Tout commence trois ans plus tôt. En janvier 1952, W. Wallace McDowell contacte Reynold B. Johnson, un ancien professeur reconverti chez IBM. La direction souhaite établir un petit laboratoire sur la côte Ouest américaine, loin des habitudes et structures de l’Est. Johnson reçoit carte blanche pour monter une équipe limitée à 50 personnes. Sa mission consistait à explorer des voies techniques différentes, notamment l’impression sans impact et la réduction des données.
Johnson ne perd pas de temps. En quelques semaines, il loue un bâtiment vide à San José, lance le recrutement et débute les travaux. Louis D. Stevens, envoyé temporairement pour l’aider, sera finalement son bras droit technique. Dès juillet 1952, le laboratoire fonctionne avec une trentaine de collaborateurs. L’atmosphère y est particulière, façonnée par trois règles établies par Johnson : comprendre sa machine et son usage, connaître tous les projets en cours dans le laboratoire, et toujours donner priorité à l’aide entre collègues.
Le projet qui aboutira au RAMAC s’appelle au départ « Source Recording ». Son objectif est simplement de transformer des données alphanumériques en format lisible par machine, alors que les options de stockage se comptent sur les doigts d’une main : cartes perforées, bandes magnétiques et, plus marginalement, tambours magnétiques. Ces supports présentent tous des limitations, rendant les processeurs souvent inactifs pendant la recherche d’information.
À l’automne 1952, l’équipe s’intéresse aux « fichiers bac » de cartes perforées très répandus dans les entreprises. Ces grands casiers rectangulaires contiennent des cartes classées par numéro de client ou d’article. Les employés y fouillent manuellement pour produire factures et bons de livraison, un processus lent et sujet aux erreurs.
Après avoir exploré diverses pistes, Johnson prend en janvier 1953 une décision audacieuse qui suscite l’incrédulité : concentrer tous les efforts sur les disques magnétiques. Un ingénieur lui prédit un échec cuisant, et le projet hérite du surnom moqueur de « trancheuse à saucisson ».

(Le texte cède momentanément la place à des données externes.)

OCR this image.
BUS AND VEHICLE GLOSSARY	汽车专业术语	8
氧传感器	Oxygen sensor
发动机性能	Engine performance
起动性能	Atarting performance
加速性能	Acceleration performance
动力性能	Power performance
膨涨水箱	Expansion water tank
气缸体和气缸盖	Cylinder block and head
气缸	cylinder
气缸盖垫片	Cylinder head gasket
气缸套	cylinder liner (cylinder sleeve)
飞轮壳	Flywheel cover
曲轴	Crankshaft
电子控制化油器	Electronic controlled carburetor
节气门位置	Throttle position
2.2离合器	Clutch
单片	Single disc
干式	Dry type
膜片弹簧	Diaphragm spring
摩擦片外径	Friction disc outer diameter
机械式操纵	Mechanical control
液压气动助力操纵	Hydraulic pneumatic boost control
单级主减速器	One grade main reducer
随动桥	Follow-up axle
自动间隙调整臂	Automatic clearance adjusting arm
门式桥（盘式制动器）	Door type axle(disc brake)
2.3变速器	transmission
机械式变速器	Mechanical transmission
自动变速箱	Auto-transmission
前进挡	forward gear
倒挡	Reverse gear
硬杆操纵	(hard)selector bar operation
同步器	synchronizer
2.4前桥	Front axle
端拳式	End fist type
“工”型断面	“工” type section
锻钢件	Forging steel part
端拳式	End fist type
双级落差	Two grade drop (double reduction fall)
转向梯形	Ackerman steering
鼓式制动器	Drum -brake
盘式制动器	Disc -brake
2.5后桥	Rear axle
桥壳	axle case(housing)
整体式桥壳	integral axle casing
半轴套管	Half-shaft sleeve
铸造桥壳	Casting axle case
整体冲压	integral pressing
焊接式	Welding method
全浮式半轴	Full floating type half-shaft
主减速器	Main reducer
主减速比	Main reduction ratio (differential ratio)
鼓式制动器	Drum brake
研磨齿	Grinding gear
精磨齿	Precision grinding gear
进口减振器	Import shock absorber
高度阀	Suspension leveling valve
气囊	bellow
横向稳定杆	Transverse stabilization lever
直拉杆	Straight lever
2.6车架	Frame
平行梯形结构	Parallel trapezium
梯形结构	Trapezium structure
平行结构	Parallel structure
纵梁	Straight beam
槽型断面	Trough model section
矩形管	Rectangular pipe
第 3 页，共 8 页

Les problèmes techniques semblent insurmontables. Maintenir un écart microscopique entre la tête de lecture et la surface tournante, créer des surfaces parfaitement planes, développer un revêtement magnétique fiable… La liste paraît sans fin. L’équipe teste différents matériaux : aluminium, laiton, verre, plastiques, magnésium. Les disques en aluminium se déforment à grande vitesse. La solution vient finalement de stratifiés d’aluminium compressés et chauffés au-delà du point de recuit. Le revêtement magnétique pose un autre casse-tête. Jake Hagopian trouve une méthode artisanale : verser le revêtement sur la face interne d’un disque en rotation rapide. Bill Crooks l’améliore en filtrant la solution à travers du nylon et en utilisant… des gobelets en papier pour les mesures. Cette technique rudimentaire sera utilisée pendant un an avant d’être automatisée. Norman Vogel résout quant à lui le problème de la tête de lecture-écriture. Il conçoit un système qui rétracte la tête pendant le mouvement entre les disques, avec trois mini-pistons pneumatiques pour contrôler la position.

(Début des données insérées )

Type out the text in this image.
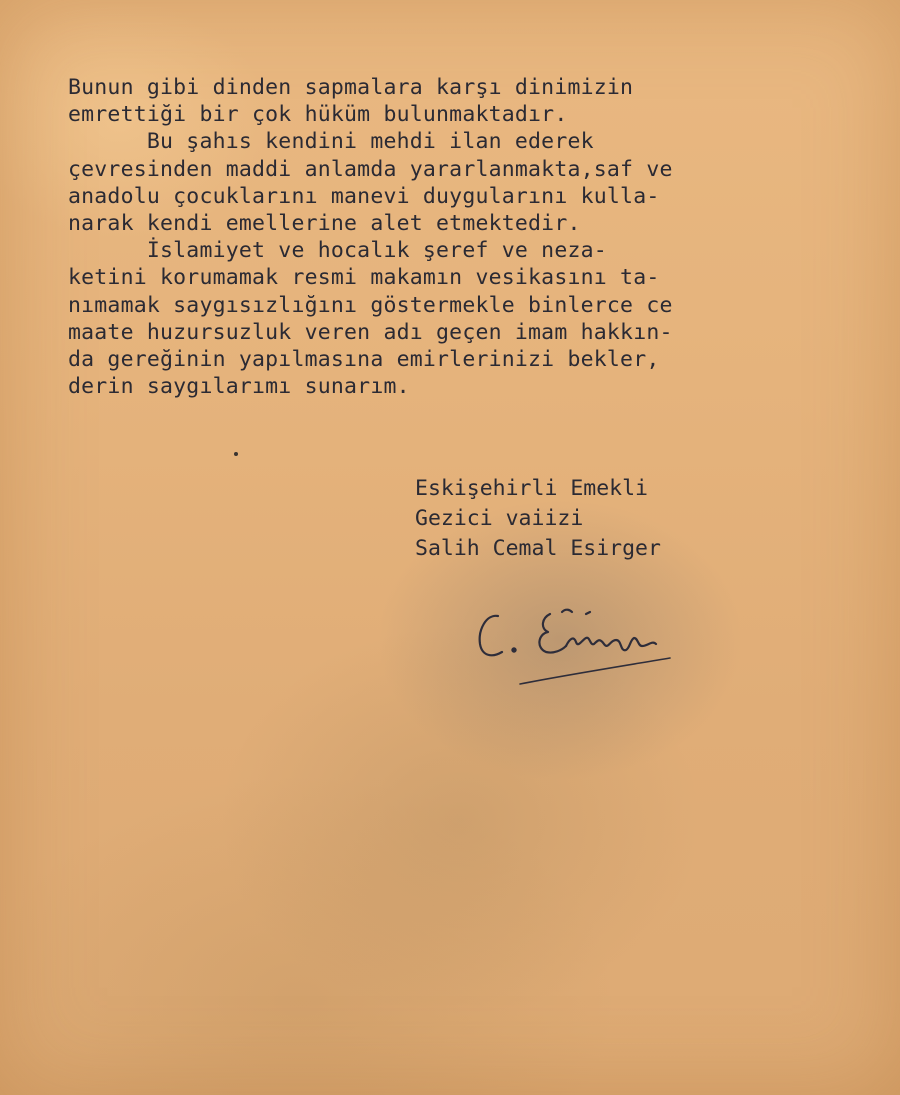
Bunun gibi dinden sapmalara karşı dinimizin
emrettiği bir çok hüküm bulunmaktadır.
Bu şahıs kendini mehdi ilan ederek
çevresinden maddi anlamda yararlanmakta,saf ve
anadolu çocuklarını manevi duygularını kulla-
narak kendi emellerine alet etmektedir.
İslamiyet ve hocalık şeref ve neza-
ketini korumamak resmi makamın vesikasını ta-
nımamak saygısızlığını göstermekle binlerce ce
maate huzursuzluk veren adı geçen imam hakkın-
da gereğinin yapılmasına emirlerinizi bekler,
derin saygılarımı sunarım.
Eskişehirli Emekli
Gezici vaiizi
Salih Cemal Esirger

Le 10 février 1954, le premier transfert d’information entre cartes et disques est réussi. Le prototype ressemble à une machine abracadabrante, mais l’équipe persévère. Une refonte complète aboutit au Modèle II, avec comme innovation le passage à un axe vertical pour les disques, facilitant leur remplacement et laissant plus d’espace pour les mécanismes d’accès.
Le 10 janvier 1955, moins de trois ans après la création du laboratoire, le premier Modèle II du RAMAC 350 est présenté avec succès. Le système est commercialisé en septembre 1956, intégré au système IBM 305 RAMAC qui comprend processeur, lecteur de cartes et imprimante.

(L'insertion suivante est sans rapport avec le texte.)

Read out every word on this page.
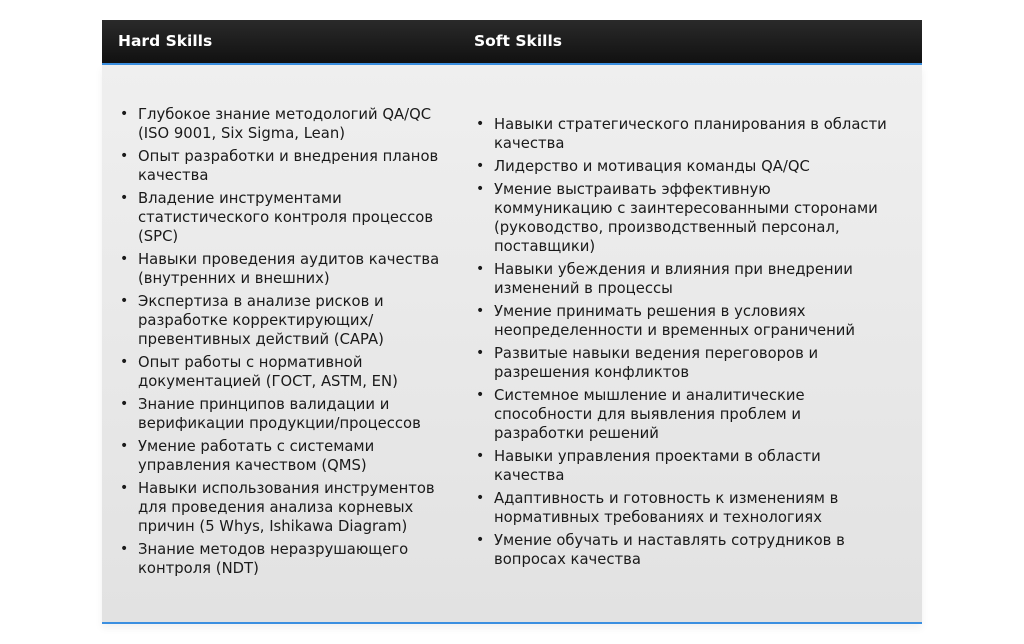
Hard Skills	Soft Skills
• Глубокое знание методологий QA/QC (ISO 9001, Six Sigma, Lean)
• Опыт разработки и внедрения планов качества
• Владение инструментами статистического контроля процессов (SPC)
• Навыки проведения аудитов качества (внутренних и внешних)
• Экспертиза в анализе рисков и разработке корректирующих/превентивных действий (CAPA)
• Опыт работы с нормативной документацией (ГОСТ, ASTM, EN)
• Знание принципов валидации и верификации продукции/процессов
• Умение работать с системами управления качеством (QMS)
• Навыки использования инструментов для проведения анализа корневых причин (5 Whys, Ishikawa Diagram)
• Знание методов неразрушающего контроля (NDT)
• Навыки стратегического планирования в области качества
• Лидерство и мотивация команды QA/QC
• Умение выстраивать эффективную коммуникацию с заинтересованными сторонами (руководство, производственный персонал, поставщики)
• Навыки убеждения и влияния при внедрении изменений в процессы
• Умение принимать решения в условиях неопределенности и временных ограничений
• Развитые навыки ведения переговоров и разрешения конфликтов
• Системное мышление и аналитические способности для выявления проблем и разработки решений
• Навыки управления проектами в области качества
• Адаптивность и готовность к изменениям в нормативных требованиях и технологиях
• Умение обучать и наставлять сотрудников в вопросах качества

Father of the world’s first commercial computer disk drive’ Reynold B. (Rey) Johnson, stands outside the IBM 305 RAMAC in 1960 (Image credit: IBM).
Les caractéristiques du RAMAC 350 étaient sans précédent. Cinquante disques de 61 cm tournant à 1 200 tr/min, un débit de 100 000 bits par seconde, une capacité totale de 5 millions de caractères. La densité atteignait 2 000 bits par pouce carré, avec un temps d’accès moyen de 600 millisecondes. Pour mesurer le chemin parcouru, l’IBM 3380 des années 1980 utilisait neuf disques de 35,5 cm tournant à 3 600 tr/min, avec un débit de 24 millions de bits par seconde et une capacité de 1,25 milliard d’octets. Le coût de location mensuel par mégaoctet chuta de 130 dollars pour le RAMAC 350 à environ un dollar pour le 3380.
L’arrivée du RAMAC 350 a bouleversé notre rapport aux données. Pour la première fois, l’information devenait directement accessible sans manipulation physique préalable. Cette rupture technologique a rendu possibles les applications informatiques interactives : réservations aériennes, gestion des stocks, services bancaires automatisés, contrôle des vols spatiaux, traitement de texte…
Cette innovation, née dans un modeste laboratoire californien, a lancé une industrie du stockage générant des milliards de dollars, et stimulé le développement des processeurs rapides et des services informatiques. En 1984, l’American Society of Mechanical Engineers reconnaît officiellement le RAMAC 350 comme jalon historique international, saluant son rôle dans l’évolution du génie mécanique et son influence sur la société du XXe siècle.
Le RAMAC marque la naissance véritable de l’ère numérique où nous vivons aujourd’hui, où l’accès instantané à l’information est devenu si naturel que nous en oublions parfois le miracle technologique qu’il représente.